A widow and her two daughters own a 3,000 square meters land with three storey building that has 12 residential apartments in Metro Manila. The building was constructed in the early 80's. Although the structure is still good, it has not been renovated since her husband died five years after its construction. The property's earning dropped through the years because occupancy rate has decreased through time due to lessee complaints on various problems that require major renovation such as electrical, water pipings, windows sealing, flooring, ceiling, and external paint. The owners are "jobless spenders" and the earnings of the property is not enough for them and their expanded/extended families.
On time two decently looking persons visited the owner of the property and offered her a joint venture. These people claim to be a team of real estate agents who specialize in negotiating joint venture agreements. Under the joint venture that they propose, they have a developer who will build twenty-storey building on the land and the land-owner will get three floors (floors #6-8) and half of the commercial spaces in ground floor, plus parking spaces. The proposed building will occupy a bigger area of the land and will make six apartments per floor.
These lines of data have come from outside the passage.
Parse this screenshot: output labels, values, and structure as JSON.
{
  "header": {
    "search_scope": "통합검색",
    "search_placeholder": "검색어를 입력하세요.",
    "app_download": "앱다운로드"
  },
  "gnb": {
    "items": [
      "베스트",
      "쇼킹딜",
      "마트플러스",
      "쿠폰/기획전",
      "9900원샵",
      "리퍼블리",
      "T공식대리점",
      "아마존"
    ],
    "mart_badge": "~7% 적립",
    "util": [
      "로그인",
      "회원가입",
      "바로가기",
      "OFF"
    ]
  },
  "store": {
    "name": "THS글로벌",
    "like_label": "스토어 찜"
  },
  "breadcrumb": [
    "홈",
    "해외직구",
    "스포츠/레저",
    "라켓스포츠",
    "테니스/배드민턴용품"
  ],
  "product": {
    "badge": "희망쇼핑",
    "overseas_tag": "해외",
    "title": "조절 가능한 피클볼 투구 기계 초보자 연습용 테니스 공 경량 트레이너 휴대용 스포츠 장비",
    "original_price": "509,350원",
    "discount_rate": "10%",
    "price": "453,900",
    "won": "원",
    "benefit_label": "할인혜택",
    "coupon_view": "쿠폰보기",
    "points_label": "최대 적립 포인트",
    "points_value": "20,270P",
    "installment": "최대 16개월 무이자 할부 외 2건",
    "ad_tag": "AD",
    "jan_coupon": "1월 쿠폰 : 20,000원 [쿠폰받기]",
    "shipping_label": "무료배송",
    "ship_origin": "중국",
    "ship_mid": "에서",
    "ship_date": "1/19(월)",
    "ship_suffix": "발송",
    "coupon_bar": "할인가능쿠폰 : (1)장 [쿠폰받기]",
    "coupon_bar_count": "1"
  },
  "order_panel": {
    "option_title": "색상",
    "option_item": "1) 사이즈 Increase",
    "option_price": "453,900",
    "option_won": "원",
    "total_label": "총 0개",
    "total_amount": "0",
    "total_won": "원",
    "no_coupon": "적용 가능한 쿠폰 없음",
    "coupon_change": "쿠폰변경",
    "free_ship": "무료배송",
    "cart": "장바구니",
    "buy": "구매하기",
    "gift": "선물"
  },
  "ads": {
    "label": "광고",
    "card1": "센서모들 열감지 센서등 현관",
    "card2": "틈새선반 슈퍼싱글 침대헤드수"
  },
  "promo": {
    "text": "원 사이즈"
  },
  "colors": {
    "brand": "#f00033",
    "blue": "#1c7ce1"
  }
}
In short, in the joint venture proposal, the owner will get eighteen brand new apartment units, three units of commercial spaces, and twenty-one parking units. Construction will be completed in one year.
The proposal was very attractive. The owner agreed to it in principle.
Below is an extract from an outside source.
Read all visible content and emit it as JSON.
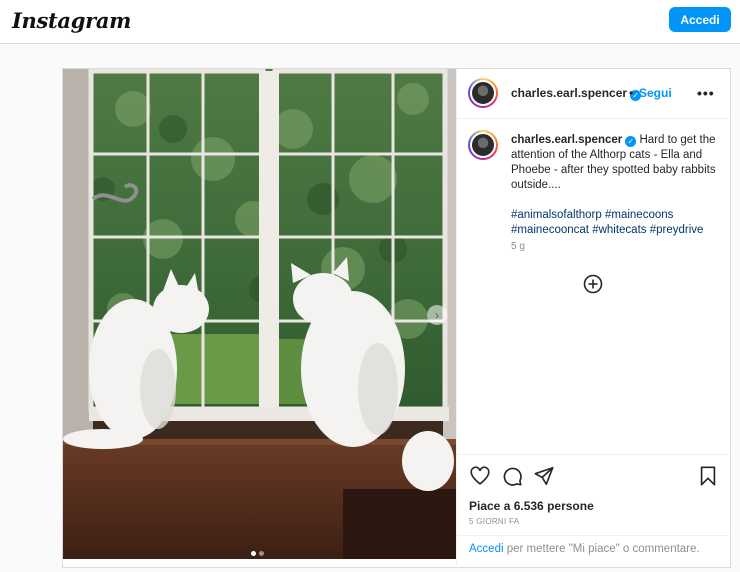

Then after a week, the two agents came back and said that they just came from a meeting with Developer. The agents said that the Developer would not invest in any Condominium Construction if there is still a structure on it. The agents expressed willingness to invest their own money to shoulder one-third of the Three Million Pesos cost of demolition just to pave the way for the Developer to sign-up. The agents proposed to the owner to invest the second-half of the cost of demolition and the demolition must be completed as soon as possible because the Developer would like to see the property and sign-up within 60 days.
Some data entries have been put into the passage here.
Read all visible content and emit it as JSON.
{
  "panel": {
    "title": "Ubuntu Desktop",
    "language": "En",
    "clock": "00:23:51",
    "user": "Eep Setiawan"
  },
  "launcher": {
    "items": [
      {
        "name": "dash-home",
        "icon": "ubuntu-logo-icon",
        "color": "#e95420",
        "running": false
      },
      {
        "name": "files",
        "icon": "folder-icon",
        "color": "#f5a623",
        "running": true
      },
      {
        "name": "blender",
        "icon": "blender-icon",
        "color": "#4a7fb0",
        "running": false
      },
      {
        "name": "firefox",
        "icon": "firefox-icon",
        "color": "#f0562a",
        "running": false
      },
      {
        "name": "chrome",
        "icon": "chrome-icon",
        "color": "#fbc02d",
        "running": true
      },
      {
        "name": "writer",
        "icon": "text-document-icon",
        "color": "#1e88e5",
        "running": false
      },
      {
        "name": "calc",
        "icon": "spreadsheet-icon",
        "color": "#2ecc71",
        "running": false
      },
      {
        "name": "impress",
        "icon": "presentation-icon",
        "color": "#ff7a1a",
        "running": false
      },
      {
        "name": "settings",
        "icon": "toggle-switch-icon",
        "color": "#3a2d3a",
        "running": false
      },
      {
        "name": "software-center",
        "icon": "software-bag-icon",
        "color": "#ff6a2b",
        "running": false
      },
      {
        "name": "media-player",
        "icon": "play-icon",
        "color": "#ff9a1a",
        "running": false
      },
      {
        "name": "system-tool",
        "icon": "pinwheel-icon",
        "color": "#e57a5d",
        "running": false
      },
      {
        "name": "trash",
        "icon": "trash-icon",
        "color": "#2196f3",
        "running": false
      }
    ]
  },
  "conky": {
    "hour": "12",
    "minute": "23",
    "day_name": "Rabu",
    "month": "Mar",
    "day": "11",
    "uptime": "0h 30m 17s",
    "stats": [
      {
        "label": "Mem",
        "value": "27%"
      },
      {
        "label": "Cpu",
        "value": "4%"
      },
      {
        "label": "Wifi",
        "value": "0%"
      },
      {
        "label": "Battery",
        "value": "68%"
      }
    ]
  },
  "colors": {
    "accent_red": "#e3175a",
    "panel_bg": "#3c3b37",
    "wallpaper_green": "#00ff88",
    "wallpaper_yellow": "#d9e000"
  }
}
The demolition cost sharing proposal was very attractive. The owner agreed to it. After thirty days, the demolition started.
After a week of demolition, the most walls of the building have already been demolished. The owner then gave the agents Two Million Pesos cash to continue the demolition.
The following day, the demolition team arrived and was claiming payment of the first tranch of the demolition contract. On that day, the agents disappeared and never came back.
IN THE END, the owner lost the income of the 12 apartments. They also lost Two Million Pesos Cash to the agents who swindled it. They owe the demolition company Three Million Pesos. They now live with a distant relative in the province, her daughters now work as overseas domestic helpers. From riches to rags, my deepest sympathy. I clearly understand the owners' wish to keep their identities secret to avoid embarassment of their stupidity, pride is the only thing that is left of them.
The owner have no information about the true identities and whereabouts of the two agents who swindled them. I will call this a Demolition Joint Venture Anomaly.
Right now, ninety-five percent of real estate agents in the Philippines are unlicensed. Some of them are good, as good as the licensed agents and sometimes even better; but most of them are crooks.
This is one of the hazardous results when government is soft in implementing the Real Estate Service Act of 2009.
Before you get into joint venture agreements, it is worth to spend a little for the a LICENSED real estate broker to represent you.